83. At his deposition, defendant’s expert was provided with an illustration demonstrating the operation of a preference in a hypothetical city where each of four boroughs was populated only by members of a single demographic group (that is Whites in one borough, Blacks in a second, etc.). The priority went to those who already lived in the borough where housing was being developed. In the hypothetical, there were three lotteries per borough, and, in each lottery, there were the same number of White, Black, Hispanic, and Asian applicants and the same number of White, Black, Hispanic, and Asian apparently eligible applicants. Apparently eligible applicants reached by the developers were equally likely regardless of race to followthrough and be awarded a unit.
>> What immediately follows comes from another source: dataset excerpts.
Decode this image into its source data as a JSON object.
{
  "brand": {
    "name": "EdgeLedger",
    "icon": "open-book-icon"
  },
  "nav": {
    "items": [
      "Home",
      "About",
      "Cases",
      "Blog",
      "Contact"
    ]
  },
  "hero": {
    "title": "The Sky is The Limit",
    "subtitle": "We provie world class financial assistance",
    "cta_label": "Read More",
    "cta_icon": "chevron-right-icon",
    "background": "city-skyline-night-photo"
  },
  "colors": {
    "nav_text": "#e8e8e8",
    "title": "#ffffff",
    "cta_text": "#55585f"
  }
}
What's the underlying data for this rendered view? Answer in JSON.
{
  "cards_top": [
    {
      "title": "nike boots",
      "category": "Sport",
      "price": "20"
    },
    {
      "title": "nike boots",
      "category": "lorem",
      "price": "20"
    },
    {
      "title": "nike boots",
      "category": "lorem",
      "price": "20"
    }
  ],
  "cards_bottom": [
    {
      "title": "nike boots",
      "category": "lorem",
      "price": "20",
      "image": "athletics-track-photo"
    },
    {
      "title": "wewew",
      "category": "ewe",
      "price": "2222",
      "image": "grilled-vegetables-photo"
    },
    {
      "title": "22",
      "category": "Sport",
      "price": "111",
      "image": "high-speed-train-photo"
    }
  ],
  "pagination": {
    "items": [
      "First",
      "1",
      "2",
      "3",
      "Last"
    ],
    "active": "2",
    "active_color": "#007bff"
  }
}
Without the policy, 25 percent of the apparently eligible applicants reviewed by the developer in each lottery in each borough would be members of each of the four demographic groups, and 25 percent of the awards in each lottery and in each borough would goto members of each of the four demographic groups. With the policy, in each lottery in each borough, it was only members of the dominant group that were reviewed by the developer, and the dominant group in each borough in each lottery was the group that received 100 percent of awards in the corresponding borough (i.e. Whites got all the awards in the White borough and Blacks got all the awards in the Black borough, etc.)…

84. Because the results described in the preceding paragraph, when aggregated to the citywide level, showed that the same percentage of each demographic group was being reviewed by the developer and that the same percentage of each demographic group got awards of units, Dr. Siskin’s conclusion was that, “this would not have a disparate impact in terms of allocation of units”; “under my understanding of disparate impact, it would not have a disparate impact.”